Publicado na Época Negócios

A nova série de TV “O Senhor dos Anéis”, produzida pela Amazon, está sendo mantida a sete chaves — a proteção inclui guardas e um sistema de leitor biométrico. Tamanho cuidado com a segurança serve para impedir que os fãs descubram o que vai acontecer nos episódios da franquia baseada nos livros do escritor britânico J. R. R. Tolkien.

Em entrevista ao The Hollywood Reporter, a diretora do Amazon Studios, Jennifer Salke, afirmou que a primeira temporadora do LotR TV — como a série será chamada — “está mais isolada do mundo do que o personagem Gollum em sua caverna.”

Segundo a executiva, foi agendada uma reunião entre ela, o CEO da Amazon, Jeff Bezos, o vice-presidente sênior de desenvolvimento de negócios, Jeff Blackburn, e alguns integrantes da empresa em Nova York (EUA) para “apresentar um pouco da arte e do trabalho criativo da série, que ainda não foram mostrados ao mundo.”

Jennifer acrescentou que a sala onde os escritores estão trabalhando é trancada com chave e monitorada por seguranças do lado de fora, além de possuir sistema de segurança por biometria. “Há uma fantástica sala de escritores trabalhando a sete chaves.
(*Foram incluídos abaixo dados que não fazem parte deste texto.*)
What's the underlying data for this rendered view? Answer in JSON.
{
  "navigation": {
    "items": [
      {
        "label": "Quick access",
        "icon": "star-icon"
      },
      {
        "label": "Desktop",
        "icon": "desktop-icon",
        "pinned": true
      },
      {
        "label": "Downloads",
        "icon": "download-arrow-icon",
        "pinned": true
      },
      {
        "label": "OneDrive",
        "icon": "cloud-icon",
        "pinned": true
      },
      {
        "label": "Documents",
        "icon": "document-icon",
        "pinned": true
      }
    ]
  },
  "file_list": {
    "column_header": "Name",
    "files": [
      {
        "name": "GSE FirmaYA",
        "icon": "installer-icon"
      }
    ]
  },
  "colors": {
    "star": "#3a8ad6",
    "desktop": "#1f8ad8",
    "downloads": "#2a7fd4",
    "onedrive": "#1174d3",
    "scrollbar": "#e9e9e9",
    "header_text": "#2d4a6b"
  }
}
A equipe está produzindo um material realmente bom. Há um guarda que fica do lado de fora, e você tem que passar por um sistema biométrico para entrar lá, porque o trabalho realizado na sala envolve toda a temporada da série”, disse ao site.

O sigilo em relação às produções de filmes e séries de TV de grande orçamento não é novidade. O elenco de Game of Thrones, da HBO, supostamente tem que lidar com cenas falsas e scripts digitais que desaparecem após as filmagens. A estrela da série, Sophie Turner, disse ao GizModo que a HBO teria algum tipo de dispositivo para derrubar drones que tentavam monitorar as filmagens.

Aos fãs da trilogia de J.R.R. Tolkien, resta apenas ter paciência e continuar relendo os livros até a exibição da série – ainda sem data confirmada de lançamento.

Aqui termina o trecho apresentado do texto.